Why agent memory needs receipts

On this page

When an agent tells you "we deploy with npm run deploy:staging", the useful follow-up is: where did it learn that? From a session last Tuesday? From the ops/deploy.md you wrote six months ago? From a hallucination it produced at 2 a.m.?

Without the source, you cannot calibrate trust. The recall is a black box — useful sometimes, dangerous when it is wrong.

The provenance rule #

honeycomb enforces a simple invariant: every memory cell stores a source_path, a session_id, and a score. The recall query returns them alongside the snippet. Nothing enters the store without one of those anchors.

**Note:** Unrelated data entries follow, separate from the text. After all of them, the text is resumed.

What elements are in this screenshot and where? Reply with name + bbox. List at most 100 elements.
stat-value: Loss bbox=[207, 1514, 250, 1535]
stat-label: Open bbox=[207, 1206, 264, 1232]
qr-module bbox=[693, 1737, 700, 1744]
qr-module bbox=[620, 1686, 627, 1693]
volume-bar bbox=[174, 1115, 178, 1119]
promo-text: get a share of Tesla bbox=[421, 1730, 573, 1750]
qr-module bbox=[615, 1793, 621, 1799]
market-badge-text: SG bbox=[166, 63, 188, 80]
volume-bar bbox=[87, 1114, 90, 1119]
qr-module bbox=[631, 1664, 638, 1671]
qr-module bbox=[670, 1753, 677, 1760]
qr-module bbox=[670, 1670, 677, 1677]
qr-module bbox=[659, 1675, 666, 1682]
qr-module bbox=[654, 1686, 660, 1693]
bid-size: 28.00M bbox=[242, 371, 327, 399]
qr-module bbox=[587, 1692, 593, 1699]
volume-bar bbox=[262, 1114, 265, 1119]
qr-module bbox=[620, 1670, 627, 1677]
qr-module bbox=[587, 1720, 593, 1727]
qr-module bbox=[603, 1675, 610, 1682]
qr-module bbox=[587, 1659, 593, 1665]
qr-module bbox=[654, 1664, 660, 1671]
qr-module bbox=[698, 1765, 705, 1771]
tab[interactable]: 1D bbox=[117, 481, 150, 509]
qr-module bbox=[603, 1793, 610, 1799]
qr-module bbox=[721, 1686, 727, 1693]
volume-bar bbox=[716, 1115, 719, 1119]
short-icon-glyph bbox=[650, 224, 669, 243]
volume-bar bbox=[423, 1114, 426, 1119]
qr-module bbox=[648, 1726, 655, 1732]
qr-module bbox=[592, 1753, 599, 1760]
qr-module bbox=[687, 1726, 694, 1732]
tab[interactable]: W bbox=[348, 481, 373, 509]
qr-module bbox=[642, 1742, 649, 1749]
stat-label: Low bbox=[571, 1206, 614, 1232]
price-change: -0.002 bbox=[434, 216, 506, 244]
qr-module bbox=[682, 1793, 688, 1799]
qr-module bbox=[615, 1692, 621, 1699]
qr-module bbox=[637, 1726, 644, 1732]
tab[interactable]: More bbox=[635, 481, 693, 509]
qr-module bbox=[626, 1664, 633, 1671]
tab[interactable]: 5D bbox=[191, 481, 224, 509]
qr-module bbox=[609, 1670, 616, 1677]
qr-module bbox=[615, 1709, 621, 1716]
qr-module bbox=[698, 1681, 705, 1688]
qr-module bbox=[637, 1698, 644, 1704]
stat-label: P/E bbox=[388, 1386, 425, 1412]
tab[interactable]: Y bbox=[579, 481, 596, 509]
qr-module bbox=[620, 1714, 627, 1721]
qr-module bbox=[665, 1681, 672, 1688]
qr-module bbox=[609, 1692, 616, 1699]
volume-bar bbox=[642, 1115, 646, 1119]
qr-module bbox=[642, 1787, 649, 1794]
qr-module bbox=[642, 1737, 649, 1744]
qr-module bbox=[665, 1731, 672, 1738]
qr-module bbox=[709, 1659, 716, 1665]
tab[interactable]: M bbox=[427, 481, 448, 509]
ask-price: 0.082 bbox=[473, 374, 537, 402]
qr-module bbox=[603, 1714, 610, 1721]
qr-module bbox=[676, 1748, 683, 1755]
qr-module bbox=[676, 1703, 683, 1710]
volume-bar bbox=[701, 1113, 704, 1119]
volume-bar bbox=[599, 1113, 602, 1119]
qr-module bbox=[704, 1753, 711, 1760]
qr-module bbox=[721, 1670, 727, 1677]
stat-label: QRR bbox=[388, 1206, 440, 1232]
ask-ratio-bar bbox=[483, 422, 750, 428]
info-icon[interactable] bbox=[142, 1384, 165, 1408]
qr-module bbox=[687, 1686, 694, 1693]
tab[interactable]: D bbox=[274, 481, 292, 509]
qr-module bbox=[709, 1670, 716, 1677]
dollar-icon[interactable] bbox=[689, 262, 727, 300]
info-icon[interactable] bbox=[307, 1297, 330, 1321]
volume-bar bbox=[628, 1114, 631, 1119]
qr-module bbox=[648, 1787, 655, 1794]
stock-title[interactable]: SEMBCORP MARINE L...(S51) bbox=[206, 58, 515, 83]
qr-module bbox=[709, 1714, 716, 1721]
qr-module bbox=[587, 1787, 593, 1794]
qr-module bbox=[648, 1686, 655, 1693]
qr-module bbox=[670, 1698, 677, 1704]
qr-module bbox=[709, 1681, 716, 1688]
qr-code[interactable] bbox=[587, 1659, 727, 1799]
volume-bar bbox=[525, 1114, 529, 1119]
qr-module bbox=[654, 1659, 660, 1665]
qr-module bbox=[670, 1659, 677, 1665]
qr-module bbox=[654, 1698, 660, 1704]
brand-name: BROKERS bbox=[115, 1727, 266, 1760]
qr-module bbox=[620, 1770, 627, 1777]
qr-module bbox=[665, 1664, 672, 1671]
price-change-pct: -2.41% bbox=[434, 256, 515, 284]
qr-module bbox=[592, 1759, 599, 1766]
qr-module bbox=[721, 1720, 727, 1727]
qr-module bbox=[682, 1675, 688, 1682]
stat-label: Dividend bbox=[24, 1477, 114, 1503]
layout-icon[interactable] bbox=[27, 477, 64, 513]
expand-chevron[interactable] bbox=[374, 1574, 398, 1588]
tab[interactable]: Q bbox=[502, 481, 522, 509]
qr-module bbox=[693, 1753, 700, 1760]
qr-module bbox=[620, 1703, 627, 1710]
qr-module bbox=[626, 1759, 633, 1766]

In the dashboard you see it immediately:

What "verified" actually means #

The verified state (green dot) means the memory is anchored to a file or commit that still exists on disk. Every Dreaming consolidation pass re-checks anchors. If the file is deleted or the session is purged, the cell downgrades to unverified — still retrievable, but visually flagged.

This matters because codebases drift. A deploy script that existed in April may not be the right one in June. Verification catches stale anchors before they mislead.

Implementing it in practice #

typescript
// Every memory write must supply provenance.
interface MemoryWrite {
  content: string;
  sourcePath?: string;   // file path, e.g. "ops/deploy-staging.md:12"
  sessionId?: string;    // e.g. "session:8f2a"
  scope: 'personal' | 'team' | 'org';
}

// The store rejects writes without at least one anchor.
function validateProvenance(write: MemoryWrite): void {
  if (!write.sourcePath && !write.sessionId) {
    throw new Error('Memory write must include sourcePath or sessionId.');
  }
}

The constraint feels strict at first. Some facts — a team convention established in conversation, never written down — have only a session anchor. That is fine. The session id is the receipt. You can look it up, see the context, decide if the memory is still true.

The cost of skipping this #

Early prototypes of honeycomb stored plain text without provenance. In load-testing we saw the expected pattern: recall was helpful 90% of the time and confidently wrong 10% of the time — with no way to distinguish the two cases programmatically. The 10% was silent. That is the failure mode that breaks teams.

Receipts are not a nice-to-have. They are the feature.